Jane Jacobs portraits economies as complex adaptive systems. Even though she doesn’t use that technical term, the main characteristics of such systems are central to her concept:

  • Such systems are often described as fractal or self-similar: they are made of building blocks that are themselves composed of yet other building blocks. That is exactly the idea Jacobs expresses through “differentiation from generality” and “generality from differentiation”.
  • Such systems evolve over time, they strive for dynamic stability instead of static equilibrium. Positive feedback and negative feedback are vital mechanisms for such systems to thrive: adapting to change and growing, while avoiding stagnation and disintegration.

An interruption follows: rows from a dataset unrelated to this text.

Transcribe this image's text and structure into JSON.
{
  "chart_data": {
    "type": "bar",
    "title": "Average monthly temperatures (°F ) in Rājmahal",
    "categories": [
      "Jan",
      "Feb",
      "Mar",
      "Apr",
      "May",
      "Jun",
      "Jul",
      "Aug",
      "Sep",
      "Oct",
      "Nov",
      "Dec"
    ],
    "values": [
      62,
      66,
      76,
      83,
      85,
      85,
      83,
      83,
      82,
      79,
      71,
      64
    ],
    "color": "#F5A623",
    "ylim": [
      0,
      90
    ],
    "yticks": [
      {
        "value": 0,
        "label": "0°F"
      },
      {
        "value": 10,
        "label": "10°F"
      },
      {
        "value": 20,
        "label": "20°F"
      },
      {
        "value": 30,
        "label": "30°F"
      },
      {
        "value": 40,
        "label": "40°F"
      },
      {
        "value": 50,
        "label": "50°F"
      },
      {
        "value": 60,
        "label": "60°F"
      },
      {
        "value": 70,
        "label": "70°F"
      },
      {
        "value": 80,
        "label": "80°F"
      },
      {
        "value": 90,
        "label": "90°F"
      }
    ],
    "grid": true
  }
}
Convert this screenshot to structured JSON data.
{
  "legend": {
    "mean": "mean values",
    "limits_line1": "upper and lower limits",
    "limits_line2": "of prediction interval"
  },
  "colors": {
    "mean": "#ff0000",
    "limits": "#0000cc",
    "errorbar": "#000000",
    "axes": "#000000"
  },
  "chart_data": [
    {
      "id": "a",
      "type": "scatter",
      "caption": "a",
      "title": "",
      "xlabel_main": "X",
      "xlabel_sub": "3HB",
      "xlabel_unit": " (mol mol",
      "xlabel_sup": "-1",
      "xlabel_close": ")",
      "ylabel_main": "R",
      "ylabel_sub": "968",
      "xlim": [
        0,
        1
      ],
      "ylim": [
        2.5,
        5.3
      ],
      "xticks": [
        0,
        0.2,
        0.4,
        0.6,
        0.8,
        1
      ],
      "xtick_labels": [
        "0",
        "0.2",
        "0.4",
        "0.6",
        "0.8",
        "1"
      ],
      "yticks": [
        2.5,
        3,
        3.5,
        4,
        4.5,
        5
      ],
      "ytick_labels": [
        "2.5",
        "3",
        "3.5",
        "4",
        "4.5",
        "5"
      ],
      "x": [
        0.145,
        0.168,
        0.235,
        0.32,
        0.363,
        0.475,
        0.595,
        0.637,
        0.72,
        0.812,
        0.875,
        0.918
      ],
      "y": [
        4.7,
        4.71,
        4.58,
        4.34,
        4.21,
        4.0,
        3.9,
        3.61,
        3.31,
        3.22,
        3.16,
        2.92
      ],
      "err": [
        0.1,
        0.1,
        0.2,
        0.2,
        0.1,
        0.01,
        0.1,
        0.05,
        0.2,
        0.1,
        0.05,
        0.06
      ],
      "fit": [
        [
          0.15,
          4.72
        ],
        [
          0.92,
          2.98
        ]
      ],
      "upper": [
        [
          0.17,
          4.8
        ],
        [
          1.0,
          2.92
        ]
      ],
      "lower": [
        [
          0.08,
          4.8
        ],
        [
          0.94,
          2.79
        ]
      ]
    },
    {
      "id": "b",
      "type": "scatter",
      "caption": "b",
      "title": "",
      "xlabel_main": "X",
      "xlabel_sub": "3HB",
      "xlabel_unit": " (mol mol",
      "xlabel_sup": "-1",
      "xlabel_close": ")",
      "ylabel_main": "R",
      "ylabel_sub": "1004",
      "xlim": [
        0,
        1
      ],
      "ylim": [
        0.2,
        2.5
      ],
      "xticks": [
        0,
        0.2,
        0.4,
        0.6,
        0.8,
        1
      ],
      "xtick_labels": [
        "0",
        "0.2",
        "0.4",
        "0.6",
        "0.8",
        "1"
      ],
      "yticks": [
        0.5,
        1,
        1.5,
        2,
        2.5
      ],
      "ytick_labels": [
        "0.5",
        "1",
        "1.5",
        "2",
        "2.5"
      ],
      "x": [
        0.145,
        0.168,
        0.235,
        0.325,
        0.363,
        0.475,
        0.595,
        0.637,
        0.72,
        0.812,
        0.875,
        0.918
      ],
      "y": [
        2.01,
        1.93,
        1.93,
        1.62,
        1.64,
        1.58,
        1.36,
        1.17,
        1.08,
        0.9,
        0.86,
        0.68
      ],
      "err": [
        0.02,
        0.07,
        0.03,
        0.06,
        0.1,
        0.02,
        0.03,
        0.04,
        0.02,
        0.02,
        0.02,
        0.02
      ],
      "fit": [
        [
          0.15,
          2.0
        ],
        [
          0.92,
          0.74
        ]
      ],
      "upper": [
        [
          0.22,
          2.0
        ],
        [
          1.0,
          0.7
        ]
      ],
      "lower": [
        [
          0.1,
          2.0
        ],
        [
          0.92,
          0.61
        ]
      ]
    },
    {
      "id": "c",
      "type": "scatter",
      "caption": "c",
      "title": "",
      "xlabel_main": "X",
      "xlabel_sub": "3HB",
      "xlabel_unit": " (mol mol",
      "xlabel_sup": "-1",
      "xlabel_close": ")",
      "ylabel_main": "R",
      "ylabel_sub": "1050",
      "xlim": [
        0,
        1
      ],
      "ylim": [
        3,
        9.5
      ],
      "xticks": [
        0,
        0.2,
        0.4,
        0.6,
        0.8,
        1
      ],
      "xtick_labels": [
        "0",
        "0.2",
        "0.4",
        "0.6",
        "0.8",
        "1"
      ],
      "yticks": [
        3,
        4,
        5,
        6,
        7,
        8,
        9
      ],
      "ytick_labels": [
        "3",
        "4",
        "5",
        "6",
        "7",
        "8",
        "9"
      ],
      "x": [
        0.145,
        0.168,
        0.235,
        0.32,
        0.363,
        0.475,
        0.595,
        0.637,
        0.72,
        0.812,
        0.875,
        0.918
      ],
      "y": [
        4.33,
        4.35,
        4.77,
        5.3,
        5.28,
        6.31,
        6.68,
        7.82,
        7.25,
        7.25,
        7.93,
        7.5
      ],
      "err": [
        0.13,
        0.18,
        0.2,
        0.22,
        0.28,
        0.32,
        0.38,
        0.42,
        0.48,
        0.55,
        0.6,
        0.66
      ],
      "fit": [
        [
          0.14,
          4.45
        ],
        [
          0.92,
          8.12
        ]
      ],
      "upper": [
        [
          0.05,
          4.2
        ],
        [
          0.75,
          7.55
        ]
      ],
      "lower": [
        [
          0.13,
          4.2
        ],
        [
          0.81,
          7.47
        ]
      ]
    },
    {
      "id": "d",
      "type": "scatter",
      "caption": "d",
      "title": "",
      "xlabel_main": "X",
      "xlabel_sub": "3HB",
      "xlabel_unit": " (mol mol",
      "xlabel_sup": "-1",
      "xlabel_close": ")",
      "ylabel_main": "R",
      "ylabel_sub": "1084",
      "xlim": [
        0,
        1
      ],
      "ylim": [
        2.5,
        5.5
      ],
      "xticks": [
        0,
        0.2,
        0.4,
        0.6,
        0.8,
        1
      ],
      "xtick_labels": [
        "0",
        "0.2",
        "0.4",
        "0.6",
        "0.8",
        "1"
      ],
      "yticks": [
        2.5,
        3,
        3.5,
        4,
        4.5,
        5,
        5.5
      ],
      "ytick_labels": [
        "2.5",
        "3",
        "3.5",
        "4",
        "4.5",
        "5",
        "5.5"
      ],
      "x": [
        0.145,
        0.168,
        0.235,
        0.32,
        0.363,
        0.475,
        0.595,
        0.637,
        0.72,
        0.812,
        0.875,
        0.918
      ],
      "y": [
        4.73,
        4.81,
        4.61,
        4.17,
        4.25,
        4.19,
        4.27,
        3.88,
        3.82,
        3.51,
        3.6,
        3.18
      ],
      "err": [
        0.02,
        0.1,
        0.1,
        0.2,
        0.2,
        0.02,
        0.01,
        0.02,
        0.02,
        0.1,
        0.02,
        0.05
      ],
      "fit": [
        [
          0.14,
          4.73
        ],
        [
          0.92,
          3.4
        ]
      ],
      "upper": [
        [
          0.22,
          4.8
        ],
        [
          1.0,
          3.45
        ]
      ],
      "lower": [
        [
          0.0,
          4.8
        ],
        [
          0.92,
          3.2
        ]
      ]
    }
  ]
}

Once you start looking for them, complex adaptive systems are abundant, both human-made (such as societies, cultures, cities, or technologies) and natural (ranging from ant colonies to biotopes to the biosphere itself). By avoiding the use of conventional economic terminology, she moves economies from a “special corner” and into the mainstream. With that move, Jacobs does not only force us to take a fresh look at economies, how they work, and how we might influence their evolution. More importantly, she opens up a cornucopia of examples to compare with and to draw lessons from. I’ll scratch the surface of some such lessons in an upcoming post.

 


[1]  Jane Jacobs is probably best known for her influential book on “The Death and Life of Great American Cities” (1961). For a good first acquaintance with this ardent advocate of the human dimension in urban planning, take a look at The Prophecies of Jane Jacobs.